Помолчали. Костер потрескивал, да соловьи заливались. Алексеич выпил отмеренную ему водку, захлебнул ухой и не совсем понятно проговорил:
— Это у нее уж так… Женское. Им ведь, бабам, что нужно: живи как Макар. Будешь жить как Макар, хоть и худо — довольны будут. А не так — сразу на дыбы. Ночевать-то ко мне в избушку пойдемте, — неожиданно закончил он.

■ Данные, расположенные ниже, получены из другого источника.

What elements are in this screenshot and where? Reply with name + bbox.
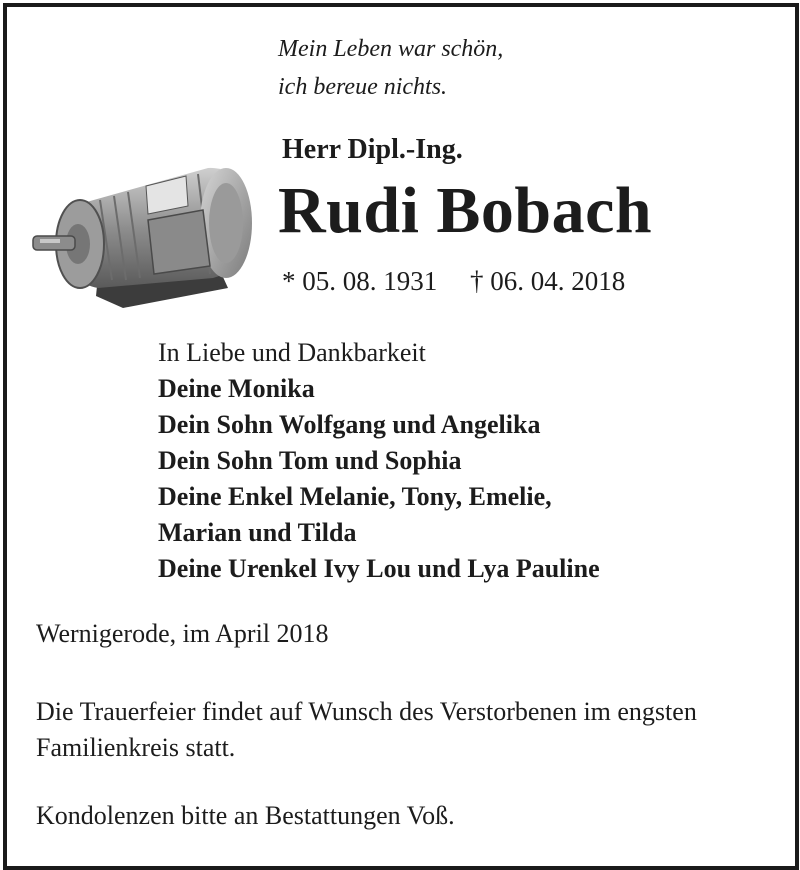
motto-line-1: Mein Leben war schön,: [278, 36, 504, 62]
family-line: Dein Sohn Wolfgang und Angelika: [158, 410, 541, 439]
family-line: Marian und Tilda: [158, 518, 357, 547]
place-date: Wernigerode, im April 2018: [36, 619, 329, 648]
family-intro: In Liebe und Dankbarkeit: [158, 338, 426, 367]
family-line: Deine Enkel Melanie, Tony, Emelie,: [158, 482, 552, 511]
death-date: † 06. 04. 2018: [470, 266, 626, 296]
motto-line-2: ich bereue nichts.: [278, 74, 448, 100]
birth-date: * 05. 08. 1931: [282, 266, 438, 296]
family-line: Dein Sohn Tom und Sophia: [158, 446, 462, 475]
funeral-notice: Die Trauerfeier findet auf Wunsch des Verstorbenen im engsten Familienkreis statt.: [36, 697, 697, 762]
deceased-name: Rudi Bobach: [278, 174, 653, 247]
family-line: Deine Monika: [158, 374, 315, 403]
family-list: [158, 335, 600, 587]
family-line: Deine Urenkel Ivy Lou und Lya Pauline: [158, 554, 600, 583]
condolence-note: Kondolenzen bitte an Bestattungen Voß.: [36, 801, 455, 830]
motto: [278, 30, 503, 106]
honorific: Herr Dipl.-Ing.: [282, 134, 463, 165]
electric-motor-icon: [28, 148, 262, 320]
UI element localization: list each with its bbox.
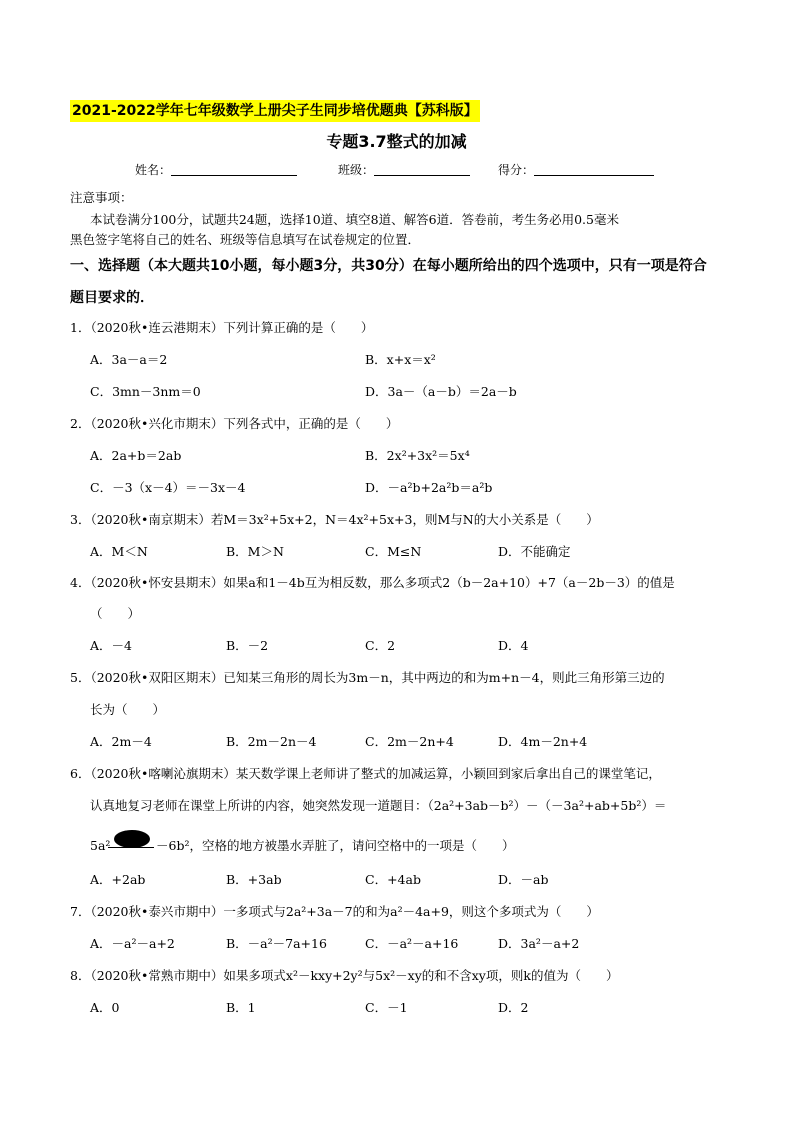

— Клопы, наверно, там у тебя, — отказался Димка. — Да к тому же нам вставать на самой заре, с утра еще попробуем побросать.
— Разбужу, — опроверг Алексеич. — Я мало сплю. Бессонница у меня. И клопов нету. Клоп спокойного человека любит, со мной никак не уживается. Клопу надо барахла много и чтоб на одном месте человек сидел.
— Лечиться нужно от бессонницы, — посоветовал я.
— А я и рад, — вдруг запротестовал Алексеич. — Много спать — полжизни проспишь. А жить-то всего ничего. Толку в спанье не вижу.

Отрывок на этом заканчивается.